← Front Page
AI Daily
Hardware • Wednesday, March 18, 2026

The Race to Put AI on Your Body

By AI Daily Editorial • Wednesday, March 18, 2026

Every major AI company now has a wearable strategy, and the devices are starting to look less like gadgets and more like a coherent vision of what comes after the smartphone. Apple is developing three AI-native wearables simultaneously: smart glasses, a pendant that can be pinned to clothing or worn as a necklace, and a new generation of AirPods with cameras. OpenAI is targeting 40 to 50 million units of AI earbuds in its first year on market. Amazon has already shipped Bee, a $50 always-on wearable that transcribes your day. Oura, which has sold 5.5 million smart rings, just acquired Doublepoint — a startup specialising in gesture recognition — to add a control layer to what was previously a passive health monitor. The category is accelerating faster than most observers expected.

The common thread across these products is context. The premise of a phone-based AI assistant is that you pull it out when you need it, type or speak a question, and wait for a response. The wearable premise is different: the device is always present, accumulating context about what you're doing, who you're talking to, and what you've said, and offering assistance that is continuous rather than episodic. Amazon's Bee records and transcribes its owner's activities throughout the day, building an ongoing summary that can be queried later. Apple's camera-equipped AirPods are designed around visual context — understanding what you're looking at, not just what you're saying.

Scientific American's analysis of the Apple and OpenAI hardware bets frames them as a recognition that the AI assistant wars will ultimately be won at the hardware layer, not the software layer. A model that lives inside Apple's ecosystem, with access to what the camera sees and what the microphones hear, has a structural advantage over one that lives inside an app on your phone. This is why OpenAI is building hardware at all — it's insurance against Apple closing the ecosystem around its own models, which the company has been steadily doing since its deeper integration with Siri.

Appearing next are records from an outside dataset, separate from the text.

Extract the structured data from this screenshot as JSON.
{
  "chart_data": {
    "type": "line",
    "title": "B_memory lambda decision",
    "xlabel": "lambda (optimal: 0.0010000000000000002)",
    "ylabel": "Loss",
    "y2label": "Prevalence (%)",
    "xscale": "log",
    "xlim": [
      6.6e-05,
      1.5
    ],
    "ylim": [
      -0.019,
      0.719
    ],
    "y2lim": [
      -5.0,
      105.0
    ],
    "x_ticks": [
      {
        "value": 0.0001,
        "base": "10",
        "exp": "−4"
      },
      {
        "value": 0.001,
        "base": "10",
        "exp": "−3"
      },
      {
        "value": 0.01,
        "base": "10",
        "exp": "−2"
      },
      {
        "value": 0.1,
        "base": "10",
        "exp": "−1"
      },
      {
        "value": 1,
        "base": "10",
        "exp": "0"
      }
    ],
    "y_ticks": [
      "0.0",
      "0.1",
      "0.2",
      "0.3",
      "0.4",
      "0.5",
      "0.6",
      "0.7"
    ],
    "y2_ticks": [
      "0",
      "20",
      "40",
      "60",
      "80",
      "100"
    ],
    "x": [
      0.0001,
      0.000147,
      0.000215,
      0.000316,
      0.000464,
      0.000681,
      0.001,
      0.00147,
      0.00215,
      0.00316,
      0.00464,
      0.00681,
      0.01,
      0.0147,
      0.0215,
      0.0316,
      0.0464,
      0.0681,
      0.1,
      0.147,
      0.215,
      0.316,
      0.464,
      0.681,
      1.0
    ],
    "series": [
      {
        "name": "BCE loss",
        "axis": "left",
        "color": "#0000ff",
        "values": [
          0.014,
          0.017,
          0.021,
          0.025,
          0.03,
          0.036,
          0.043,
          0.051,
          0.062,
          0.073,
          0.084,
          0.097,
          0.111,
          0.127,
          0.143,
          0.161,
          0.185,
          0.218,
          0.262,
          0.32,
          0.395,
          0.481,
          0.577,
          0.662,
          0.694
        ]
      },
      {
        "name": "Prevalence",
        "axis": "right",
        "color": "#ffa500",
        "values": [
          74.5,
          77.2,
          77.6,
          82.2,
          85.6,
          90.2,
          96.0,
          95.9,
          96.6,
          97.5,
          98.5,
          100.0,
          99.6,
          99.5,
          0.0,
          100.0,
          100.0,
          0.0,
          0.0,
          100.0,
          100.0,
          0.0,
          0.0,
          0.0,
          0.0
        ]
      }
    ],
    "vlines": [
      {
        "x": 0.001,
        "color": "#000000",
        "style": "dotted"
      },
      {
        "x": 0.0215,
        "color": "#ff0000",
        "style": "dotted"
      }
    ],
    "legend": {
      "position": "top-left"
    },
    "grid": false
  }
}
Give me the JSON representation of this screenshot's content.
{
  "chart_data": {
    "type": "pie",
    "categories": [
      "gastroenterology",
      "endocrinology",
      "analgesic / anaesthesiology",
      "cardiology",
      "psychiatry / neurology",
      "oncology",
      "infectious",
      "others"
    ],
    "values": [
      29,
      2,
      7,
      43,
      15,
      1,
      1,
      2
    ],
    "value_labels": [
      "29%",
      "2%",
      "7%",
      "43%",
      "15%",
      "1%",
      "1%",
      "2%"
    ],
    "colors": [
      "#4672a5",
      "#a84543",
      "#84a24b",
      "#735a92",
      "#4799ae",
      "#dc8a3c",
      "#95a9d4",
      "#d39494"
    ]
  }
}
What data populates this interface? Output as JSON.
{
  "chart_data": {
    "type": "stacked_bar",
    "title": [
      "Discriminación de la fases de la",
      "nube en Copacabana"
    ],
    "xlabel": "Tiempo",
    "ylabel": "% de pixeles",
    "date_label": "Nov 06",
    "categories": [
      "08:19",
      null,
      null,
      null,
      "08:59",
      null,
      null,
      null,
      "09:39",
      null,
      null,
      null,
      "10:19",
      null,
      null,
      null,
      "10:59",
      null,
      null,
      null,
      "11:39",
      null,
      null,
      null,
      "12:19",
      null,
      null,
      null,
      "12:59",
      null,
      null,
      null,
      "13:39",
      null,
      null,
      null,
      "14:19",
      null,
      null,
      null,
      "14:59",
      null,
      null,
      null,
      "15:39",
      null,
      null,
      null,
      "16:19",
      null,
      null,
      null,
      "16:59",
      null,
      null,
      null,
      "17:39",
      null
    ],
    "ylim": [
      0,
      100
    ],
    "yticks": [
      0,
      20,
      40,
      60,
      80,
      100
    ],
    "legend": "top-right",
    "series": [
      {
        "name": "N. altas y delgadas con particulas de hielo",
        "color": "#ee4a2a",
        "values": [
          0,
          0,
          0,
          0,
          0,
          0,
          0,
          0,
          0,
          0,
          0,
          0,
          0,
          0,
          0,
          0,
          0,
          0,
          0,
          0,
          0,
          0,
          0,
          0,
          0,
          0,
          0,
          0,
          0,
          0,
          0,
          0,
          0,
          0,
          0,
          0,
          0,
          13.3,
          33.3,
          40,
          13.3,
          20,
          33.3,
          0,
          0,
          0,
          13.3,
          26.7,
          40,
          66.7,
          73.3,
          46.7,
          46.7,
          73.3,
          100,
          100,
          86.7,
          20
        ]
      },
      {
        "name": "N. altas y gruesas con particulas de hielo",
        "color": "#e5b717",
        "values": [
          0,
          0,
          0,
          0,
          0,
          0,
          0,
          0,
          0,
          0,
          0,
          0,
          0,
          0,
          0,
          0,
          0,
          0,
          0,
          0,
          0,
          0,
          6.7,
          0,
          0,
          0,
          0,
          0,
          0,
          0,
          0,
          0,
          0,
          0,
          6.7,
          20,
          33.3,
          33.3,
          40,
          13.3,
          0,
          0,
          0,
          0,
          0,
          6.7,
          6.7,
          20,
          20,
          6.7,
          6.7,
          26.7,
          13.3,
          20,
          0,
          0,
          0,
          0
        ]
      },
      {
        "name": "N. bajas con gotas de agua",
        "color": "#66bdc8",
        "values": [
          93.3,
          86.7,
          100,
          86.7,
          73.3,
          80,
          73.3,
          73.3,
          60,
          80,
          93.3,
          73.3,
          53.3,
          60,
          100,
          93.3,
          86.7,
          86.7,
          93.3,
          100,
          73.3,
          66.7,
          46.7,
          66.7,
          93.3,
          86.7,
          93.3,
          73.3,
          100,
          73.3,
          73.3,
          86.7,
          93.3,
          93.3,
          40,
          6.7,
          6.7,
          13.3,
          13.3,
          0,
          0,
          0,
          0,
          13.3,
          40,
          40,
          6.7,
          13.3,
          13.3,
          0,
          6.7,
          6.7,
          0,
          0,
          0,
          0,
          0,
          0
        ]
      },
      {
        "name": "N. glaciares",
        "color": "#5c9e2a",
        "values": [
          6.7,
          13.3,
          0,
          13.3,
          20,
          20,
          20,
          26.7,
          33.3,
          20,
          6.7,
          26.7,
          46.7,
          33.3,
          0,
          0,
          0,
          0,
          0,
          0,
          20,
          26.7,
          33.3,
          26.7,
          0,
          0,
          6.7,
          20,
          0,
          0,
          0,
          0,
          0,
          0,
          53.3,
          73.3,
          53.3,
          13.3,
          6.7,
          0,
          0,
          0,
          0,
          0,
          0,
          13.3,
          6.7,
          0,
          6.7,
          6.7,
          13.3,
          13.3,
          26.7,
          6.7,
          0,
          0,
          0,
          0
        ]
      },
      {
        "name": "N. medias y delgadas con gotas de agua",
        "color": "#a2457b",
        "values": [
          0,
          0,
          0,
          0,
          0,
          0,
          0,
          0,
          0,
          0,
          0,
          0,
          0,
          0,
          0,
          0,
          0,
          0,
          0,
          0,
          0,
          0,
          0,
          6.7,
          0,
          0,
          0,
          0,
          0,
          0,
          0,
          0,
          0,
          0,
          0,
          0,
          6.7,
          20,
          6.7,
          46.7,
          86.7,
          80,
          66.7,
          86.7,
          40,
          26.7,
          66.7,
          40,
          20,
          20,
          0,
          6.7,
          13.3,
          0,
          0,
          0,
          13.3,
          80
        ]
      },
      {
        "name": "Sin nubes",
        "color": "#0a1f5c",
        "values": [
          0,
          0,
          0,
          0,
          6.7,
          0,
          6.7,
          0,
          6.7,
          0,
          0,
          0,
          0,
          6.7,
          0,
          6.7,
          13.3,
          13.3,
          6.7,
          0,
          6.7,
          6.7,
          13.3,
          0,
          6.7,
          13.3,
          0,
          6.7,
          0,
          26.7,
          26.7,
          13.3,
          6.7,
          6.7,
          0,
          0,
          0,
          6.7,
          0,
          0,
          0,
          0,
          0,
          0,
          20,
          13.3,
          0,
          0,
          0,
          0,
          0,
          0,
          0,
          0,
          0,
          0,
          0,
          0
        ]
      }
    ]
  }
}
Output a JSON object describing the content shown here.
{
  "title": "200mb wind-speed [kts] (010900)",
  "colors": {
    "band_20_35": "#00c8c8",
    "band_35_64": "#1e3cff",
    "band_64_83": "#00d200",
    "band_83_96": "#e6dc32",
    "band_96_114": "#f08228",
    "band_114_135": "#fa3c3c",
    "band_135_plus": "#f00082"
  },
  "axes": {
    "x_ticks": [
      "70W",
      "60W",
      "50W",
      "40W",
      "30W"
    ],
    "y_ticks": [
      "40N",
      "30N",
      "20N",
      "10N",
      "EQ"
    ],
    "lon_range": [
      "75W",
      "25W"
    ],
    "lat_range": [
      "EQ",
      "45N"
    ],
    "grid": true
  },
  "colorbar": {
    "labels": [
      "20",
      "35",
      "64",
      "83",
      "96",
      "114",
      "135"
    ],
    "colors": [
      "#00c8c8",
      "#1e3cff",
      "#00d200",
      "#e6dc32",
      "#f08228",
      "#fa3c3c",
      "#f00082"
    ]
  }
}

Oura's Doublepoint acquisition points to a different design question: how do you interact with a wearable that has no screen? The Oura ring is essentially a sensor array — it tracks heart rate, sleep stages, temperature, and activity — but until now it has been passive. Doublepoint's gesture recognition technology, which lets users control devices by tapping their fingers together or making small hand movements, turns the ring into an input device. The implicit vision is a form of ambient computing where the interface lives on your hand rather than in your pocket, and you interact through small, unobtrusive gestures rather than pulling out a screen.

Privacy is the looming question across all of these products, and it is not a small one. A device that is always recording audio and sometimes video, worn close to your face or on your wrist throughout the day, is capturing an extraordinary amount of data about your life — conversations you have, places you go, faces of people around you. Early wearables from companies like Humane and the Rabbit R1 generated significant backlash partly on privacy grounds, partly because the utility didn't justify the intrusion. The companies building this generation of devices have clearly studied those failures, emphasising local processing, user control, and selective recording rather than always-on surveillance.

Whether the privacy architecture holds up in practice is another matter. The history of consumer technology is full of products where the privacy protections that were prominent in the launch materials eroded quietly over time as the business model demanded more data. The wearable AI companies are asking users to trust them with more intimate data than almost any previous consumer device. The market will tell us whether that trust is warranted — but by the time it delivers its verdict, the data will already have been collected.